Den Fachkräftemangel in der IT-Branche spüren viele Unternehmen. Daher ist es umso wichtiger, die eigene Vorgehensweise im Recruiting zu hinterfragen und neue Gruppen anzusprechen. Quereinsteigerinnen bilden dabei noch ein ungenutztes Potenzial.
Frauen sind in der IT stark unterrepräsentiert. Noch nicht mal jede fünfte Frau (17,5 % laut Eurostat) arbeitet in der Branche, die für viele immer noch eine reine Männerdomäne ist. „Das liegt häufig an einer völlig falschen Vorstellung von den Jobs, die die IT-Branche bietet“, sagt die Recruiting-Expertin und CPO Katharina Pratesi von der Firma Brandmonks. Sie rät daher Unternehmen, bei der Fachkräftesuche verstärkt Frauen anzusprechen und über die vielfältigen Job- und Entwicklungsmöglichkeiten aufzuklären.
Wenn die Rede vom IT-Fachkräftemangel ist, weckt das bei vielen zunächst die Assoziation, dass Unternehmen vor allem ProgrammiererInnen oder SystemadministorInnen suchen. „Das ist ein völlig falsches Bild, das die Mehrheit von der Branche hat“, meint Katharina Pratesi. „Denn es gibt zahlreiche offene IT-Stellen mit organisatorischen oder didaktischen Aufgaben.
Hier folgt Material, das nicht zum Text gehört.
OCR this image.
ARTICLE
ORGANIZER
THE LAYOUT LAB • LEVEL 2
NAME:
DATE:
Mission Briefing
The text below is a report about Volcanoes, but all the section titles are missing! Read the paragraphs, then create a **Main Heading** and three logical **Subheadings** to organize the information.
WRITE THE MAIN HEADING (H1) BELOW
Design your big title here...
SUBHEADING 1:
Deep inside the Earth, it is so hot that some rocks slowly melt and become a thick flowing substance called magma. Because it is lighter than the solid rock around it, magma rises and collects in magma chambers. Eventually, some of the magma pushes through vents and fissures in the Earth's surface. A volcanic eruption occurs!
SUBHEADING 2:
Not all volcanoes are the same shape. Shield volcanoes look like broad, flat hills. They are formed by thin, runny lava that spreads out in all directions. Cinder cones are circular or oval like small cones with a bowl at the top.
Viele Unternehmen suchen dringend IT-Projektmanager:innen oder Consultants. Und genau diese Jobs erfordern Fähigkeiten wie Kommunikationsstärke und lösungsorientiertes Handeln.“
Immer mehr Unternehmen setzen daher auf die Potenziale von Frauen und rekrutieren gezielt IT-Quereinsteigerinnen. „Frauen, die in der Personalabteilung, im Einkauf, Vertrieb, Marketing oder im Rechnungswesen aber auch im Projektmanagement tätig sind, sind ideale Kandidatinnen für einen erfolgreichen Quereinstieg“, weiß auch Michaela Stichler, Partnerin Business Manager bei SAP, die selbst als Quereinsteigerin in die IT-Branche gewechselt ist.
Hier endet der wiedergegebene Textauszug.